We think we're so enlightened but really, we still follow these expectations so automatically that we don't even notice the rules are there, until someone like Brigitte Macron dares to break them. Actually, any kind of variation is threatening. A good looking man with a non-stereotypically hot woman seems to provoke a certain puzzled consternation too. And an older, wealthy man who has stayed with one wife as she ages has a sort of freakish heroic status. What a guy!
I'd love to think I didn't conform to social norms, but I'm just as bad. Worse even.
Because confession: I would hate to be with a man who was the same age as me, let alone younger than me. It would be so tiring trying to stay looking young.
I am reluctant to even write this because it seems a shameful bad feminist thing to admit.
Up until now I was simply too slothful and chaotic to ever be that fussed about looks or body image. Bodies were just irksome contraptions you had to put up with to carry your brain around. Yet, now I am 49 I have been surprised how confronting I have found my suddenly deteriorating body. It turns out ageing is barely perceptible for years and then it's a freaking mudslide. Now I wake up in the morning and my décolletage looks like a Google map. The backs of my hands look as ropey as Madonna's, but my face looks ten years older than hers. (I must get an updated decrepit photo for this column).
So the idea that you would have to manage your partners' expectations of your hotness as well as grieving your own drooping surrender to gravity would fill me with dread.

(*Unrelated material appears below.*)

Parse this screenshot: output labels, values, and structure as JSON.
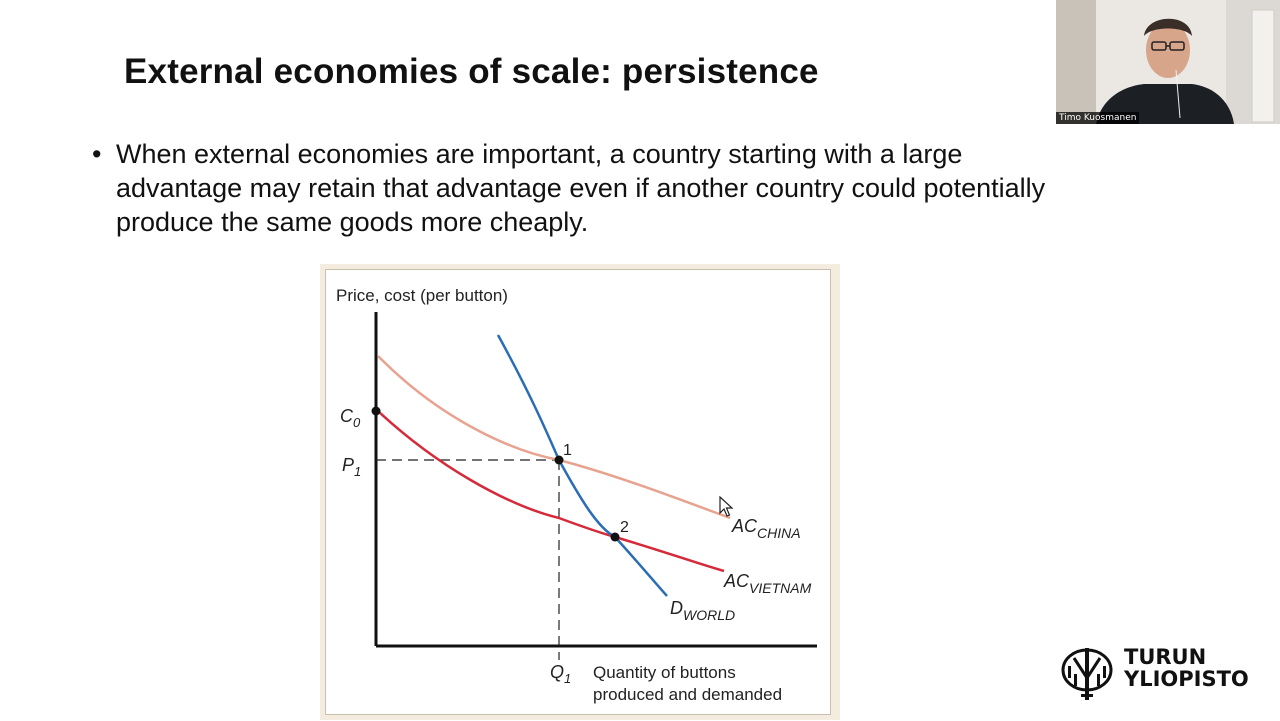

I have always been attracted to men who are much older than me. I framed it as just having exemplary taste: I was proud of finding character more attractive than gratuitous arm candy. Geoffrey Rush is so much sexier than Brad Pitt. Older men were more likely to appreciate Mahler's 5th and PG Wodehouse. Also, you know: Daddy Issues. (I've canvassed that at length in this column already so rest assured, shan't mention the war.) Older men are just cooler. My partner (18 years older than me) has a T shirt that says "Rock'n'roll mother***er." I have Barry Humphries as a pen pal.
It is hard enough coping with ageing in itself, but going through this process with a partner who was much younger would be a whole other level of horror and subterfuge and Botox.
But there is something else so mercenary that I hesitate to admit it. The fact that when you are younger than your partner, as a woman, you immediately get back a bit of power. In the algorithm of attractiveness you have a slight edge in comparative hotness. If you're hopeless at personal upkeep like me this means you can afford to be insouciant about your looks - I have a unibrow and sometimes when I hurriedly shave my legs there is a mullet effect. But this slack-arse formula only works when you are still young enough to be considered hot.
"You've got to that age where you really need to make an effort," as a friend's husband said to her once, bastardly. (They're not married anymore.)
It is hard enough coping with ageing in itself, but going through this process with a partner who was much younger would be a whole other level of horror and subterfuge and Botox.
Your younger lover might call your wrinkles "smile lines" and compare you to Helen Mirren, but wouldn't you wonder if he was sneakily checking out the hot girl along the bar?
But I'm getting to the good bit. It's not all grim. What happens to Daddy Issues when you no longer qualify as totty? They disappear!
Once you hit menopause the age gap doesn't really matter anymore. Now you're both just old and just have to deal.
So Brigitte Macron just needs to hang in there for a few more years till Emmanuel has a paunch and prostate problems. Then you can just both laugh at your fast-accelerating feebleness and face the indignity of ageing together. It happens to all of us.